Senza Gigi Datome, Naz Mitrou-Long, Tommaso Baldasso e con il convalescente Shavon Shields nei 12 soltanto per onor di firma, coach Ettore Messina deve già rivedere chimica ed equilibri. Il quintettone sguinzagliato in avvio per pareggiare la tradizionale fisicità dell'Asvel si trasforma in un boomerang maledetto. Milano è lenta, statica e incapace di costruire vantaggi, mentre subisce la presenza di Fall (11+4 rimbalzi) e una lunga serie di genialate di De Colo (18 punti, 16 nel solo primo tempo). Brandon Davies e Deshaun Thomas confermano le difficoltà di inserimento già viste contro Brescia e in Supercoppa. Kevin Pangos non dà ritmo litigando con i ferri. Per girarla servono i "noti", quelli già in grado di ribaltare la partita di domenica contro la Germani.

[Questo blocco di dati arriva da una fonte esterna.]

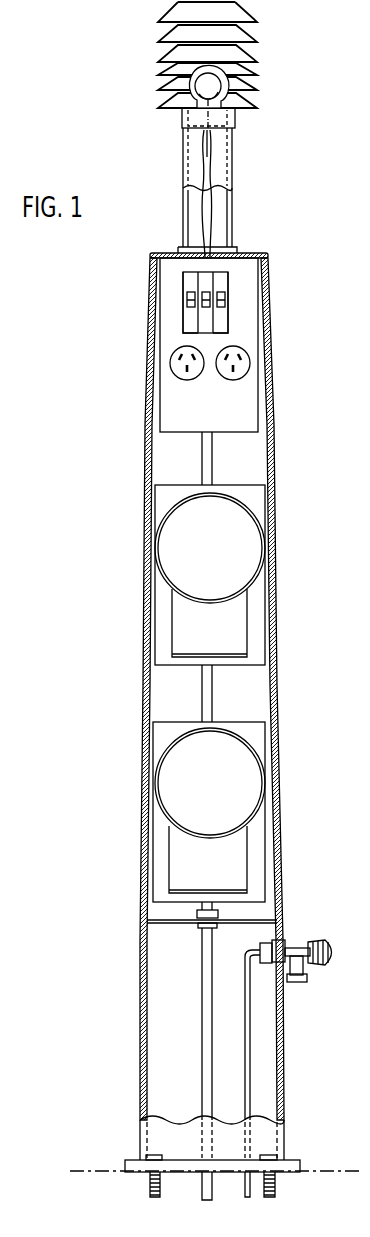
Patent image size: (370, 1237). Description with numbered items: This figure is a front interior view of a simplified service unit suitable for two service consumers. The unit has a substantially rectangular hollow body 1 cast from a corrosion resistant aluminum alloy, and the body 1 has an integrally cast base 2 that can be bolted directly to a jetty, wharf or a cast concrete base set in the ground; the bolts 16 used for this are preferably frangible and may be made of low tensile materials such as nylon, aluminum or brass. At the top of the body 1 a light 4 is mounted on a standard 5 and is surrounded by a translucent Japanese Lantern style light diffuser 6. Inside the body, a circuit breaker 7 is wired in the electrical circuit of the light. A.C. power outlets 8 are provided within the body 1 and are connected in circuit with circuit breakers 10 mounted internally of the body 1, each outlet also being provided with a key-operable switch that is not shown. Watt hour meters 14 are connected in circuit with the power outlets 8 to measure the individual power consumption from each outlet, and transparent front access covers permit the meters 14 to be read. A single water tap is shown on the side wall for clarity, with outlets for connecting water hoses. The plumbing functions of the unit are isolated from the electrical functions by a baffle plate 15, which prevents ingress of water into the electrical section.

The hollow body 1 is at (148, 457).
The base 2 is at (290, 1167).
The light 4 is at (208, 88).
The standard 5 is at (232, 213).
The light diffuser 6 is at (237, 33).
The circuit breaker 7 is at (223, 296).
The A.C. power outlets 8 is at (177, 368).
The circuit breakers 10 is at (190, 320).
The watt hour meters 14 is at (238, 550).
The baffle plate 15 is at (172, 921).
The bolts 16 is at (148, 1178).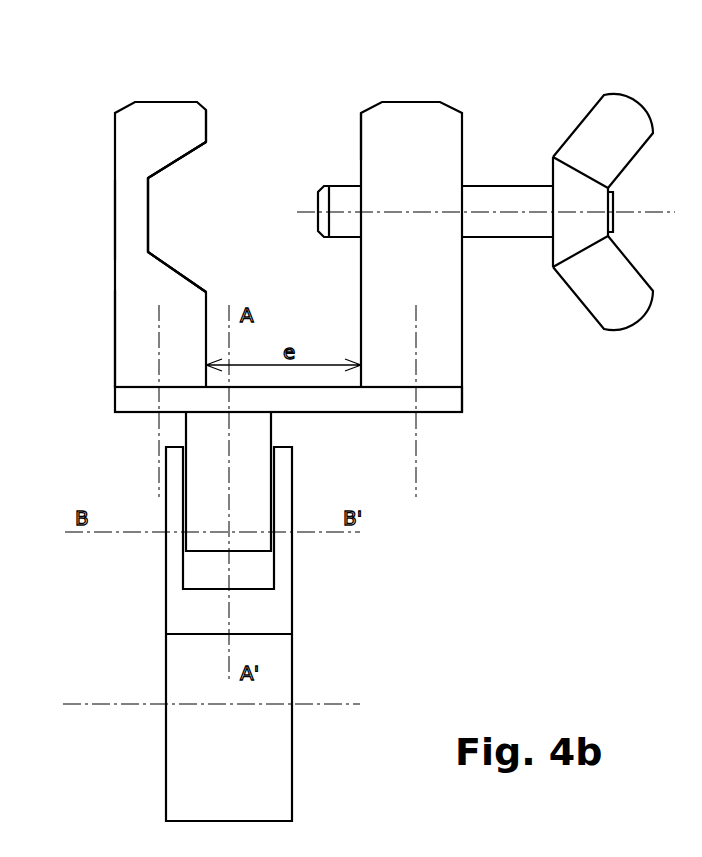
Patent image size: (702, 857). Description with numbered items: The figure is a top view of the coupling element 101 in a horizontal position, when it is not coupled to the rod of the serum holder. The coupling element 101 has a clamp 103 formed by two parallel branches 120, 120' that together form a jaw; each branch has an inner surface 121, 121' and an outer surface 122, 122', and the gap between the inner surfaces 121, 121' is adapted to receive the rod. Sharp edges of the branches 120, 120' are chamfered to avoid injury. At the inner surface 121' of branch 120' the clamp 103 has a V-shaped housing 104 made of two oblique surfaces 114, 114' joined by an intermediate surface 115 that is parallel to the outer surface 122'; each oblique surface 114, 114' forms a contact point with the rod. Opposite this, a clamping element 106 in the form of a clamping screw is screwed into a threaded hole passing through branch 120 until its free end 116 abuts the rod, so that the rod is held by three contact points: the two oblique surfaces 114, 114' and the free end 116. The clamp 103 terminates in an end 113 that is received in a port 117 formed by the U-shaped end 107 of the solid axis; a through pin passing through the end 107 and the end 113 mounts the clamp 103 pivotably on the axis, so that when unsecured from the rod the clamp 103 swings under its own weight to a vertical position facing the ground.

The coupling element 101 is at (470, 426).
The clamp 103 is at (115, 218).
The housing 104 is at (148, 194).
The clamping element 106 is at (516, 178).
The U-shaped end 107 is at (273, 575).
The end of clamp 113 is at (210, 499).
The oblique surface 114 is at (219, 272).
The oblique surface 114' is at (218, 160).
The intermediate surface 115 is at (150, 213).
The free end 116 is at (325, 188).
The port 117 is at (200, 589).
The branch 120 is at (411, 209).
The branch 120' is at (160, 197).
The inner surface 121 is at (356, 95).
The inner surface 121' is at (225, 88).
The outer surface 122 is at (511, 426).
The outer surface 122' is at (74, 338).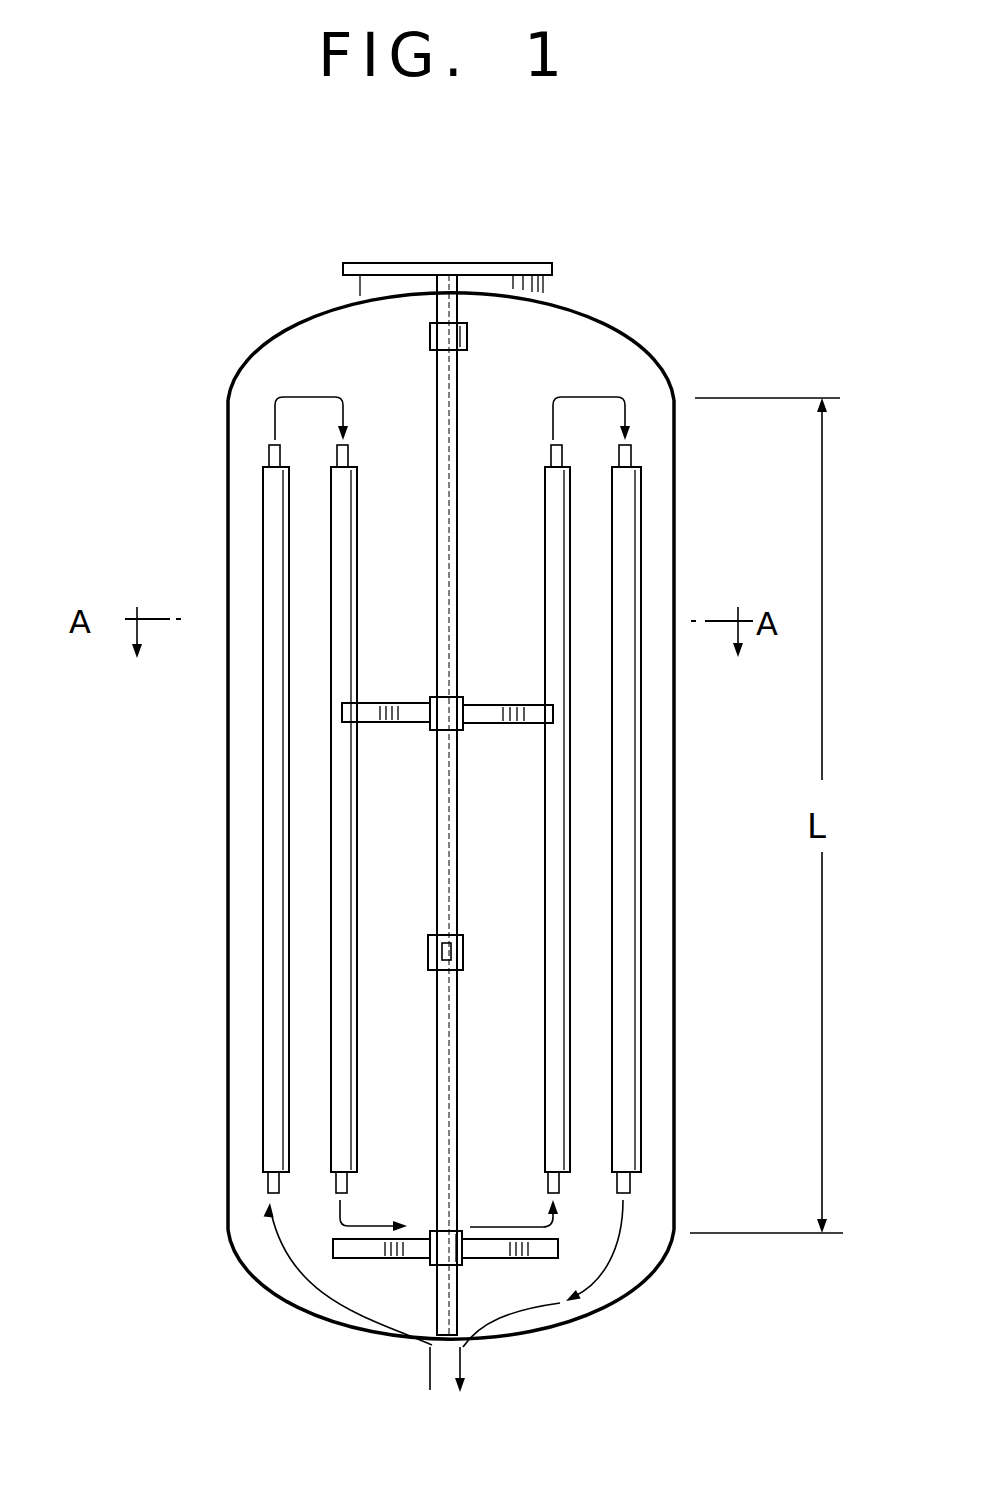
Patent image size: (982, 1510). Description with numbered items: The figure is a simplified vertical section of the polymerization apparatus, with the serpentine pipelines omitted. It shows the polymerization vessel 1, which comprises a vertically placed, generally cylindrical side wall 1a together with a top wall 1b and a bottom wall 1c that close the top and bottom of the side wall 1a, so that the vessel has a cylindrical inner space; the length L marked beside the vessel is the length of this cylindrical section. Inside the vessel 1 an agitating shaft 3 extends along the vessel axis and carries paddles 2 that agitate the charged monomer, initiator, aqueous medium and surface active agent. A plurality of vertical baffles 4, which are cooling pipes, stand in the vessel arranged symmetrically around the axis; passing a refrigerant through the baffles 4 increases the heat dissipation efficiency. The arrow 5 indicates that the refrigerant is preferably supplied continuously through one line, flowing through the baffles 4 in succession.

The polymerization vessel 1 is at (442, 806).
The side wall 1a is at (674, 494).
The top wall 1b is at (625, 318).
The bottom wall 1c is at (270, 1303).
The paddles 2 is at (485, 713).
The agitating shaft 3 is at (458, 415).
The vertical baffles 4 is at (338, 797).
The arrow 5 is at (326, 390).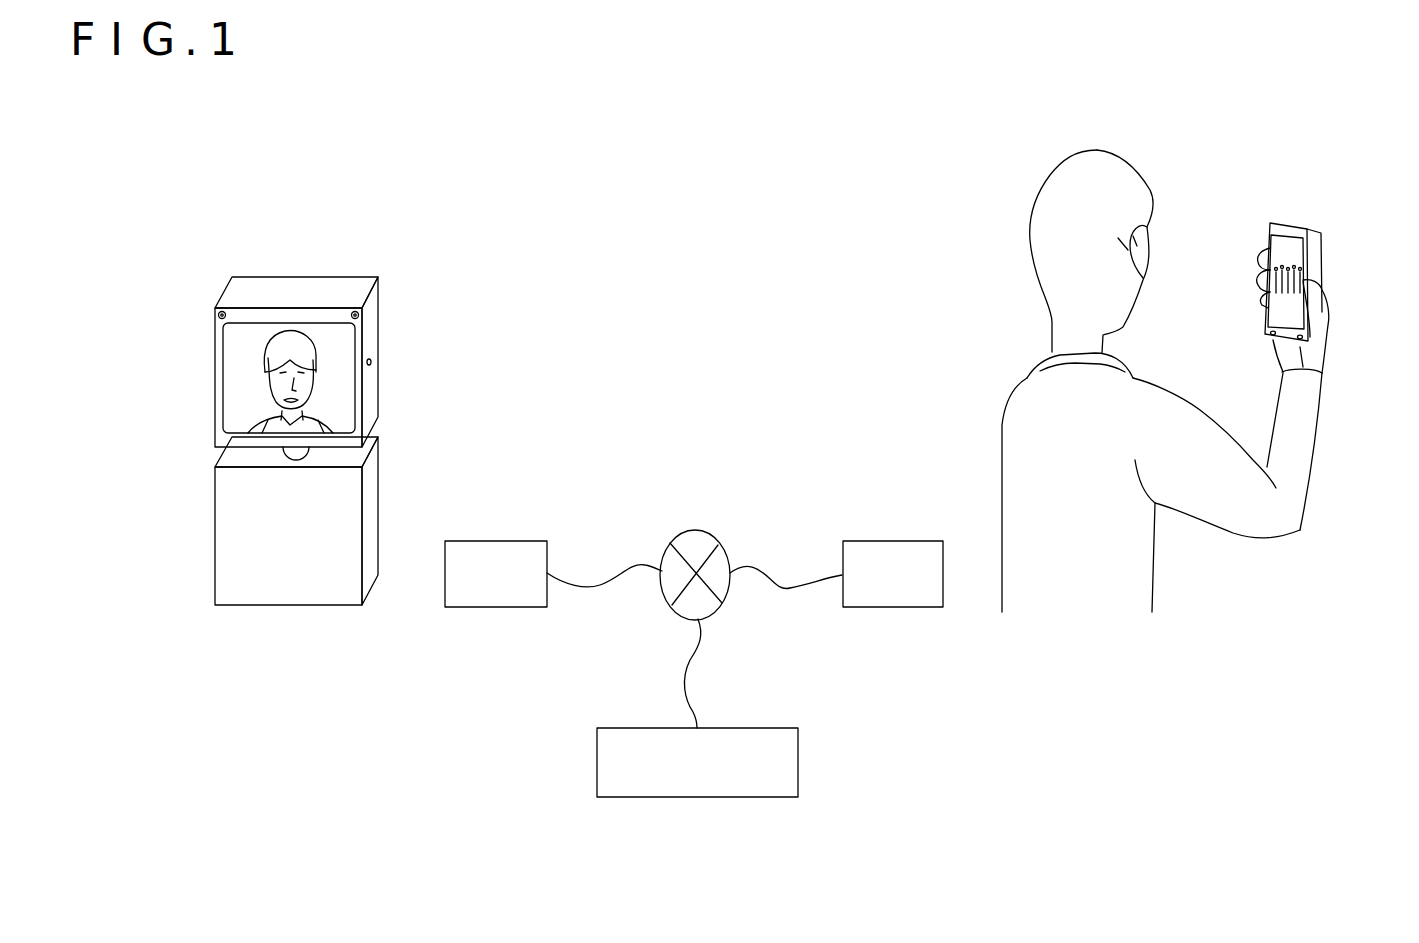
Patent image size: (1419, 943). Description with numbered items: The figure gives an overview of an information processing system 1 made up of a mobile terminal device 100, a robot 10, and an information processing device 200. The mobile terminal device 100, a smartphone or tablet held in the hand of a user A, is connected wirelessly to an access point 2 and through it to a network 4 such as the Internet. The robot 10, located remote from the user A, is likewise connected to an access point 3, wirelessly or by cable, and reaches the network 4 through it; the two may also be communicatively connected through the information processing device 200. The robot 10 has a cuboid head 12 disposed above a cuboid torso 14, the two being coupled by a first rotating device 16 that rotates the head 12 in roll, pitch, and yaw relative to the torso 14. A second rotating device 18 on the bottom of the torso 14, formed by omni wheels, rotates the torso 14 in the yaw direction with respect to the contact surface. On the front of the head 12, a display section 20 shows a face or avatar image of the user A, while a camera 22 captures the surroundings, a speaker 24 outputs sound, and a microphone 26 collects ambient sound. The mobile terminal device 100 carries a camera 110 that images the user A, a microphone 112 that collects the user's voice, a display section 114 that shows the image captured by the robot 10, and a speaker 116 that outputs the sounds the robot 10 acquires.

The information processing system 1 is at (760, 925).
The robot 10 is at (172, 336).
The head 12 is at (372, 318).
The torso 14 is at (367, 522).
The first rotating device 16 is at (268, 453).
The second rotating device 18 is at (234, 574).
The display section 20 is at (250, 343).
The camera 22 is at (228, 304).
The speaker 24 is at (343, 300).
The microphone 26 is at (377, 363).
The access point 2 is at (910, 541).
The access point 3 is at (514, 541).
The network 4 is at (707, 532).
The information processing device 200 is at (767, 728).
The user A is at (1130, 548).
The mobile terminal device 100 is at (1288, 198).
The camera 110 is at (1311, 224).
The microphone 112 is at (1290, 347).
The display section 114 is at (1281, 241).
The speaker 116 is at (1273, 341).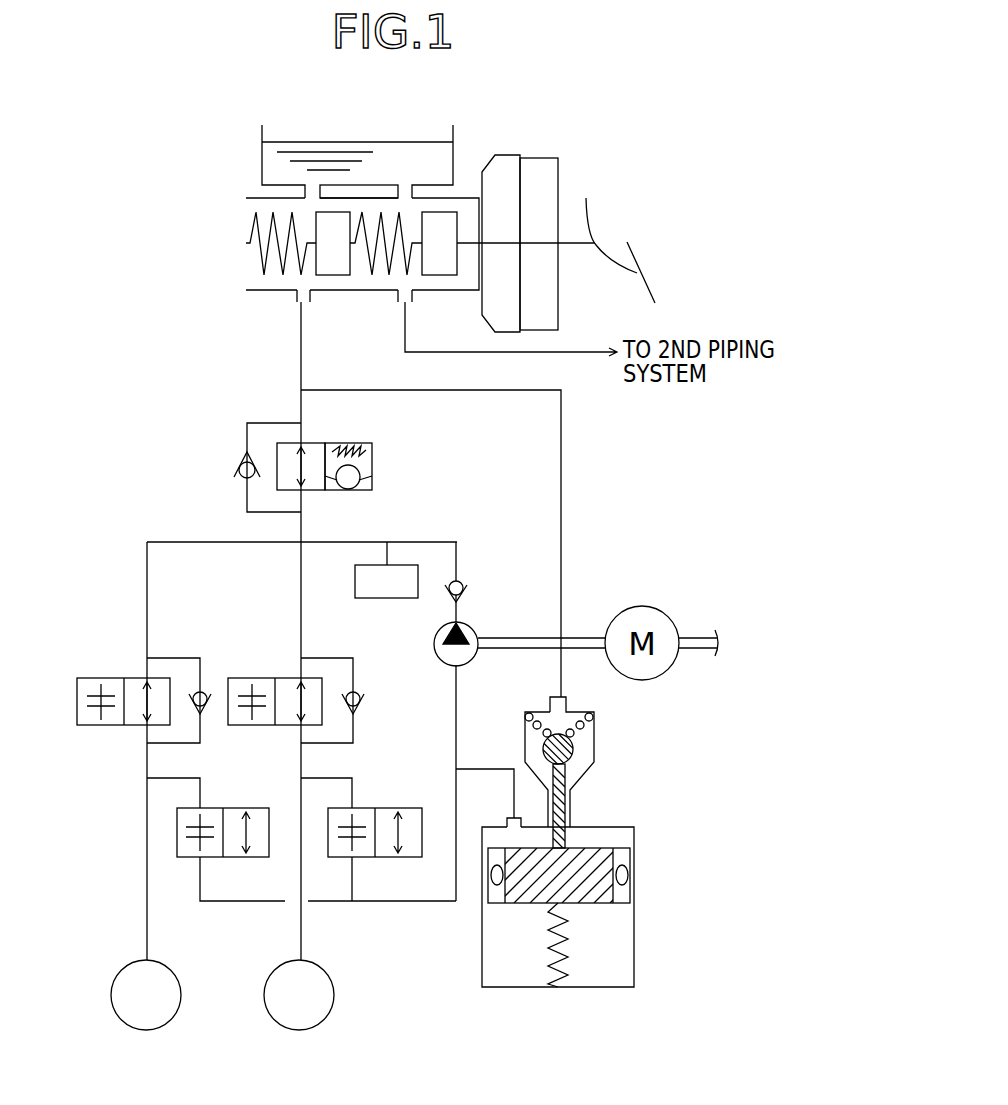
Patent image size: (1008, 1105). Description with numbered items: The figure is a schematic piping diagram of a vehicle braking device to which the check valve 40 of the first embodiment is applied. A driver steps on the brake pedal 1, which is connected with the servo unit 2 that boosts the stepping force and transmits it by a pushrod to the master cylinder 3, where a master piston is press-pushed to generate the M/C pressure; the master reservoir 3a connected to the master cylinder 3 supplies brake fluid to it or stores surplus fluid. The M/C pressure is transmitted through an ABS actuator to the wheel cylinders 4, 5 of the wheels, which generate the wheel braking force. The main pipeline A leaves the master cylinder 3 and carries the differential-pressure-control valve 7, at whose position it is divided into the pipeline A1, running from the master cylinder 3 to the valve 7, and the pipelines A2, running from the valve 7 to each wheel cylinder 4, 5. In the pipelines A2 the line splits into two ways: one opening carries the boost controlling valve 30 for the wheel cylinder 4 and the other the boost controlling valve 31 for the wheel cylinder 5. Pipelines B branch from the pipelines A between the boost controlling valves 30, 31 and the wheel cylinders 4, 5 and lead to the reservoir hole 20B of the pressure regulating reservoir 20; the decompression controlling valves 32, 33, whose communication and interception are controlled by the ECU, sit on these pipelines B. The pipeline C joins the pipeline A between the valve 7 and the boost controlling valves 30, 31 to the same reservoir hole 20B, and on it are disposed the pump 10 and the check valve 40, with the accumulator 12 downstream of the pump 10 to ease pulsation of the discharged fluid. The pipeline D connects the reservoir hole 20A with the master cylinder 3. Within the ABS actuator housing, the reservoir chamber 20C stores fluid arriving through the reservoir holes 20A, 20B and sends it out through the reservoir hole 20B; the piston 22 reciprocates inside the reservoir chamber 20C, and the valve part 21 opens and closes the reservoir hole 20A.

The brake pedal 1 is at (590, 205).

Nik Melli si mangia lentamente Fall e punisce ogni sbavatura con quel cinismo offensivo già mostrato anche in azzurro a Eurobasket (16 con 6/10 al tiro). Kyle Hines, ricucito un taglio sulla fronte, occupa gli spazi alla sua maniera, togliendo ogni spiraglio. E Johannes Voigtmann, reinserito nel suo ruolo naturale di 4, comincia a sfogliare la sua enciclopedia cestistica. Rimbalzi, canestri, assist, triple, conduzione delle situazioni in transizione. Il tedescone, mente disegnata per la pallacanestro, si pone già come grande valore aggiunto della stagione, in grado di riempire il vuoto lasciato dalla sospensione di Dinos Mitoglou.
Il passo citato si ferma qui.